A short review can do little justice to this superb last book by one of the most penetrating of Brazilianists. As the biographical foreword by Stuart Schwartz demonstrates, this work carried Warren Dean into areas previously uninvestigated; at the same time, it is a logical and fitting capstone to his career. It is the product of a rare combination of erudition, imagination, integrity, and industry—the work of a true scholar.
Engaged, angry, speculative, yet balanced, careful, and judicious, this book will leave its mark on the historiography of Brazil and on the broader historical study of the environment. A handful of limited monographs (including Dean’s own Brazil and the Struggle for Rubber, 1987) notwithstanding, this is the first real environmental history of Latin America. In its complexity, scope, and innovation, moreover, it is arguably the finest forest history yet written, managing the balance of natural and human history in a way unattained even by such scholars of temperate-zone forests as Simon Schama, John McNeill, and Thomas Cox. The most important chapter in human forest history, Dean persuades us, is in the American tropics.
This is a history of Brazil’s moral economy, seen through the prism of human interaction with the Atlantic forest. More than a stage for human activities, the forest was, for more than five centuries, a vast historical agent, shaping Brazil’s state and society even as it was itself being modified and eventually destroyed. Dean interprets indigenous and immigrant mentalities, the dyewood trade, plantation cultures, the gold rush, the Luso-Brazilian Enlightenment, land policy, the formation of the peasantry, liberalism, positivism, developmentalism, and militarism, returning always to his central theme of a “contradiction inherent in Brazilian society . . . the chasm between those who owned most of the country’s forests and felt little responsibility for preserving them and the mass of the citizenry, so desperately in need of relief from a social system that had denied them land, education, and welfare” (p. 347). In the end, the shaping resource was destroyed, leaving nothing of equal substance in its place, a process Dean aptly labels “capitalism in reverse.”
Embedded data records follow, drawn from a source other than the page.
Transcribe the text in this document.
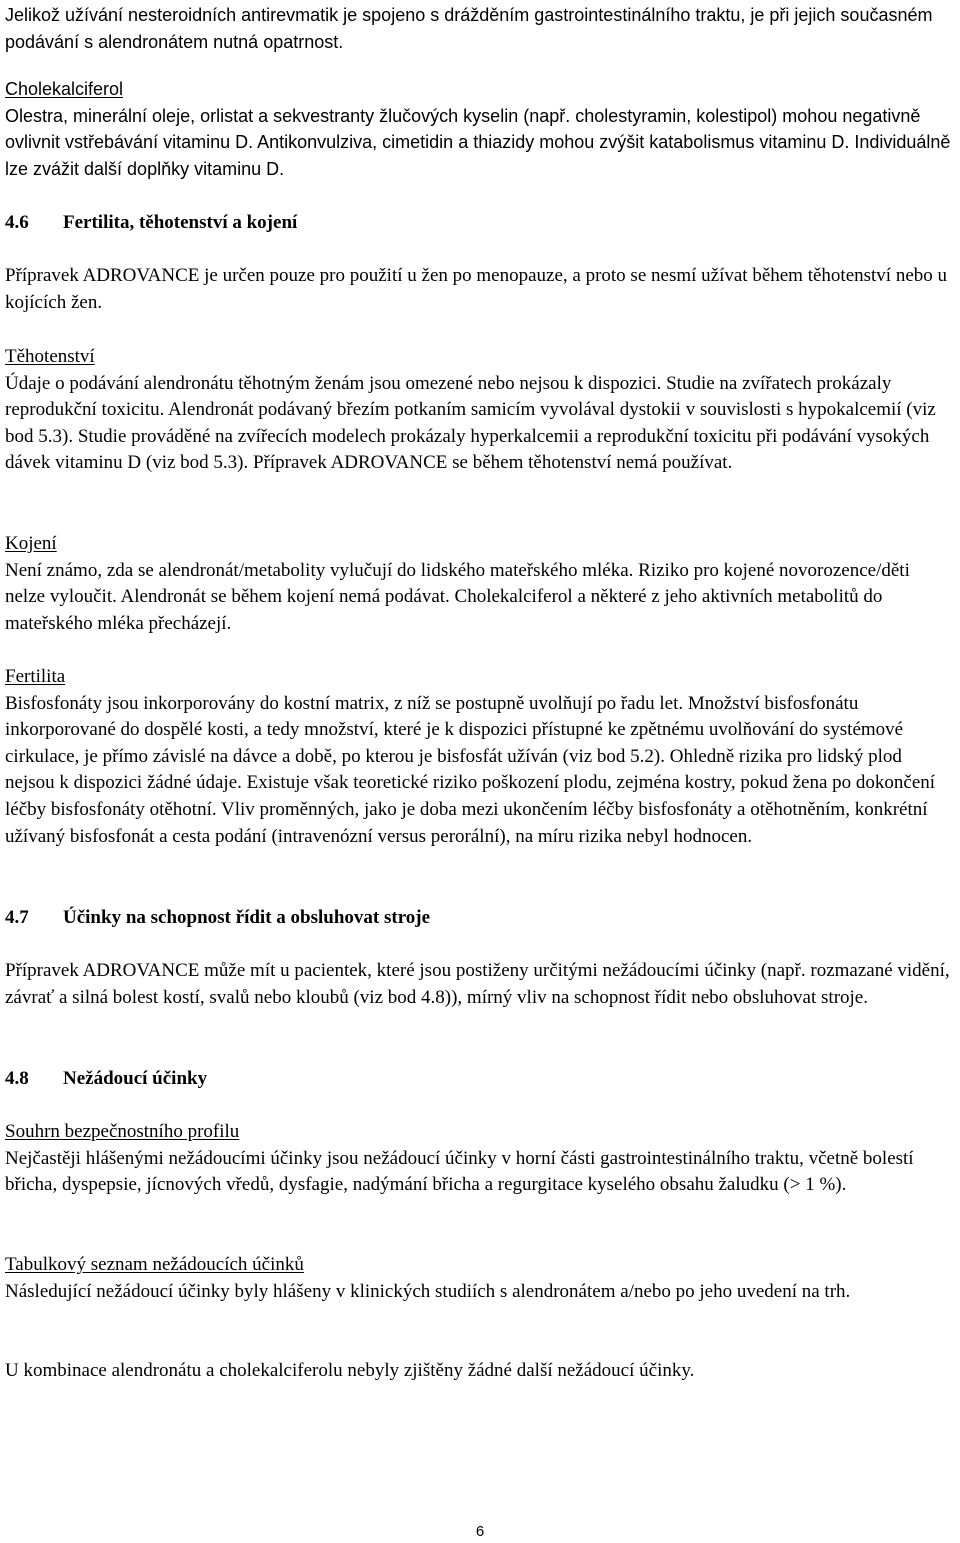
Jelikož užívání nesteroidních antirevmatik je spojeno s drážděním gastrointestinálního traktu, je při jejich současném podávání s alendronátem nutná opatrnost.

Cholekalciferol
Olestra, minerální oleje, orlistat a sekvestranty žlučových kyselin (např. cholestyramin, kolestipol) mohou negativně ovlivnit vstřebávání vitaminu D. Antikonvulziva, cimetidin a thiazidy mohou zvýšit katabolismus vitaminu D. Individuálně lze zvážit další doplňky vitaminu D.
4.6 Fertilita, těhotenství a kojení

Přípravek ADROVANCE je určen pouze pro použití u žen po menopauze, a proto se nesmí užívat během těhotenství nebo u kojících žen.

Těhotenství
Údaje o podávání alendronátu těhotným ženám jsou omezené nebo nejsou k dispozici. Studie na zvířatech prokázaly reprodukční toxicitu. Alendronát podávaný březím potkaním samicím vyvolával dystokii v souvislosti s hypokalcemií (viz bod 5.3). Studie prováděné na zvířecích modelech prokázaly hyperkalcemii a reprodukční toxicitu při podávání vysokých dávek vitaminu D (viz bod 5.3). Přípravek ADROVANCE se během těhotenství nemá používat.
Kojení
Není známo, zda se alendronát/metabolity vylučují do lidského mateřského mléka. Riziko pro kojené novorozence/děti nelze vyloučit. Alendronát se během kojení nemá podávat. Cholekalciferol a některé z jeho aktivních metabolitů do mateřského mléka přecházejí.
Fertilita
Bisfosfonáty jsou inkorporovány do kostní matrix, z níž se postupně uvolňují po řadu let. Množství bisfosfonátu inkorporované do dospělé kosti, a tedy množství, které je k dispozici přístupné ke zpětnému uvolňování do systémové cirkulace, je přímo závislé na dávce a době, po kterou je bisfosfát užíván (viz bod 5.2). Ohledně rizika pro lidský plod nejsou k dispozici žádné údaje. Existuje však teoretické riziko poškození plodu, zejména kostry, pokud žena po dokončení léčby bisfosfonáty otěhotní. Vliv proměnných, jako je doba mezi ukončením léčby bisfosfonáty a otěhotněním, konkrétní užívaný bisfosfonát a cesta podání (intravenózní versus perorální), na míru rizika nebyl hodnocen.
4.7 Účinky na schopnost řídit a obsluhovat stroje

Přípravek ADROVANCE může mít u pacientek, které jsou postiženy určitými nežádoucími účinky (např. rozmazané vidění, závrať a silná bolest kostí, svalů nebo kloubů (viz bod 4.8)), mírný vliv na schopnost řídit nebo obsluhovat stroje.

4.8 Nežádoucí účinky
Souhrn bezpečnostního profilu
Nejčastěji hlášenými nežádoucími účinky jsou nežádoucí účinky v horní části gastrointestinálního traktu, včetně bolestí břicha, dyspepsie, jícnových vředů, dysfagie, nadýmání břicha a regurgitace kyselého obsahu žaludku (> 1 %).
Tabulkový seznam nežádoucích účinků
Následující nežádoucí účinky byly hlášeny v klinických studiích s alendronátem a/nebo po jeho uvedení na trh.

U kombinace alendronátu a cholekalciferolu nebyly zjištěny žádné další nežádoucí účinky.

6
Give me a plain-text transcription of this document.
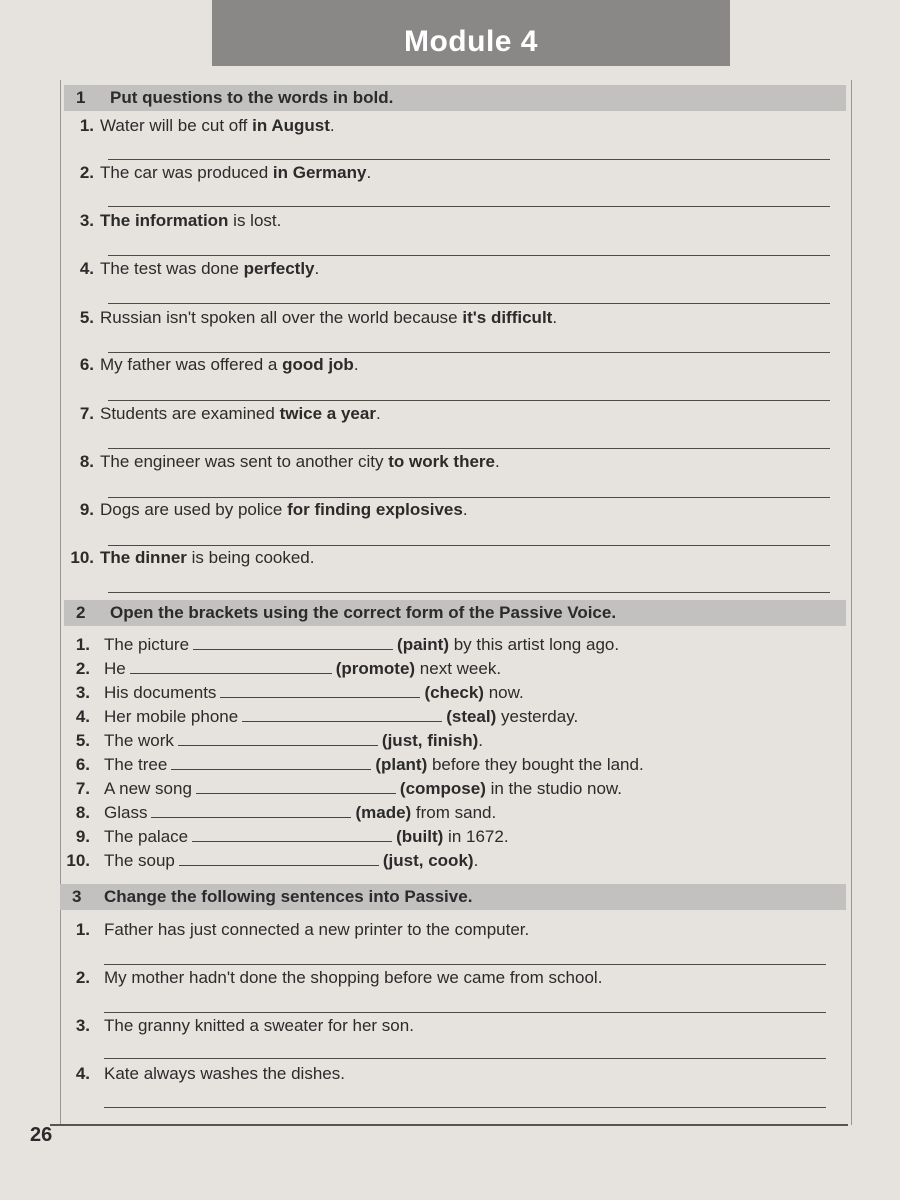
Module 4
1 Put questions to the words in bold.
1. Water will be cut off in August.
2. The car was produced in Germany.
3. The information is lost.
4. The test was done perfectly.
5. Russian isn't spoken all over the world because it's difficult.
6. My father was offered a good job.
7. Students are examined twice a year.
8. The engineer was sent to another city to work there.
9. Dogs are used by police for finding explosives.
10. The dinner is being cooked.
2 Open the brackets using the correct form of the Passive Voice.
1. The picture	(paint) by this artist long ago.
2. He	(promote) next week.
3. His documents	(check) now.
4. Her mobile phone	(steal) yesterday.
5. The work	(just, finish).
6. The tree	(plant) before they bought the land.
7. A new song	(compose) in the studio now.
8. Glass	(made) from sand.
9. The palace	(built) in 1672.
10. The soup	(just, cook).
3 Change the following sentences into Passive.
1. Father has just connected a new printer to the computer.
2. My mother hadn't done the shopping before we came from school.
3. The granny knitted a sweater for her son.
4. Kate always washes the dishes.
26
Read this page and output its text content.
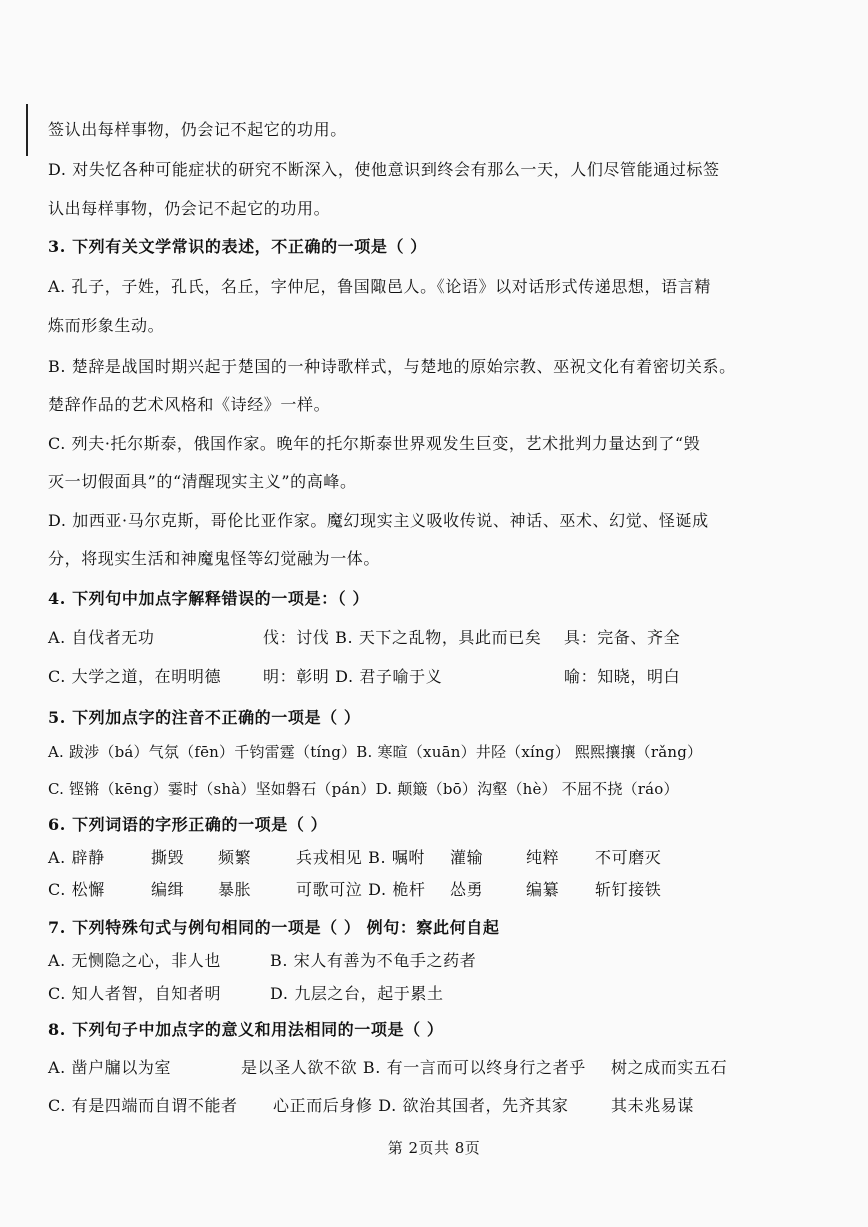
签认出每样事物，仍会记不起它的功用。
D. 对失忆各种可能症状的研究不断深入，使他意识到终会有那么一天，人们尽管能通过标签
认出每样事物，仍会记不起它的功用。
3. 下列有关文学常识的表述，不正确的一项是（ ）
A. 孔子，子姓，孔氏，名丘，字仲尼，鲁国陬邑人。《论语》以对话形式传递思想，语言精
炼而形象生动。
B. 楚辞是战国时期兴起于楚国的一种诗歌样式，与楚地的原始宗教、巫祝文化有着密切关系。
楚辞作品的艺术风格和《诗经》一样。
C. 列夫·托尔斯泰，俄国作家。晚年的托尔斯泰世界观发生巨变，艺术批判力量达到了“毁
灭一切假面具”的“清醒现实主义”的高峰。
D. 加西亚·马尔克斯，哥伦比亚作家。魔幻现实主义吸收传说、神话、巫术、幻觉、怪诞成
分，将现实生活和神魔鬼怪等幻觉融为一体。
4. 下列句中加点字解释错误的一项是：（ ）
A. 自伐者无功	伐：讨伐 B. 天下之乱物，具此而已矣 具：完备、齐全
C. 大学之道，在明明德	明：彰明 D. 君子喻于义	喻：知晓，明白
5. 下列加点字的注音不正确的一项是（ ）
A. 跋涉（bá）气氛（fēn）千钧雷霆（tíng）B. 寒暄（xuān）井陉（xíng） 熙熙攘攘（rǎng）
C. 铿锵（kēng）霎时（shà）坚如磐石（pán）D. 颠簸（bō）沟壑（hè） 不屈不挠（ráo）
6. 下列词语的字形正确的一项是（ ）
A. 辟静	撕毁 频繁	兵戎相见 B. 嘱咐 灌输	纯粹 不可磨灭
C. 松懈	编缉 暴胀	可歌可泣 D. 桅杆 怂勇	编纂 斩钉接铁
7. 下列特殊句式与例句相同的一项是（ ） 例句：察此何自起
A. 无恻隐之心，非人也	B. 宋人有善为不龟手之药者
C. 知人者智，自知者明	D. 九层之台，起于累土
8. 下列句子中加点字的意义和用法相同的一项是（ ）
A. 凿户牖以为室	是以圣人欲不欲 B. 有一言而可以终身行之者乎 树之成而实五石
C. 有是四端而自谓不能者 心正而后身修 D. 欲治其国者，先齐其家	其未兆易谋
第 2页共 8页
Dean assembled his panorama from a spectrum of printed sources, ranging from colonial documents and government reports through theses at the Escola Superior da Guerra, supplemented by manuscripts, notably from the Museu Imperial. His mainstay, however, is a stream of reports, memoirs, travel accounts, and polemics written by missionaries, politicians, planters, business people, and botanists—witnesses to and participants in the destruction of the forest. Most of the voices we hear are those of Brazilians, and the tone of their discourse is unmistakable.
The decline of a great forest both demands and defies objective measurement. Most forest histories either evade this dilemma through subjective descriptions of lost arcadias or turn to multiple tables, graphs, and scattergrams that distract from the text while conveying a false sense of exactitude. Dean resorts to long, narrative arithmetic calculations and deductions from circumstantial evidence of the quantity and quality of forest that must have been destroyed at different stages. Working backward from known quantities of dyewood logs in the holds of ships, numbers and properties of charcoal ovens and brick kilns, slaughterhouse records, and so on, he establishes a series of benchmarks for the destruction of the forest, eventually expressed in the form of 11 maps, the only illustrations in the book. These calculations provide some tedious passages in an otherwise smooth and gripping narrative, but they have the great virtue of accessibility to the nonscientist; and if they leave the uneasy impression that some vital factor might have been overlooked, overall they persuade the reader of an honest effort.
This strategy illustrates Dean’s struggle to avoid the determinism characteristic of much environmental writing, though he flirts with it continuously in his efforts to maintain a coherent central theme and in his informed use of biological and anthropological concepts. He succeeds, but narrowly. While the play of impersonal forces is always visible, the focus is on human motivation and options, and surprisingly often on specific individuals and groups. Dean’s villains are self-interested members of the controlling elites (a general term he avoids almost entirely); his heroes are the rare persons who have perceived the uniqueness and value of the forest and worked for its benefit.
Dean also resists the other consistent temptation of environmental history, romanticism. He spends little energy on questions of Nature in the abstract; the people he discusses are real; and the indigenes and their exploited, mixed-race descendants receive their fair share of criticism as “ecological intruders.” While we might wish for more attention to some topics Dean merely touches on —the bases of environmental thought in popular culture, the military as conservationist, the activities of voluntary associations —this is too much to expect in an already wonderfully inclusive study. Warren Dean has left a conceptual basis, a detailed outline, and a set of intriguing discussion points for a new generation of environmental historians. This book should be required reading for them and for all Latin Americanists.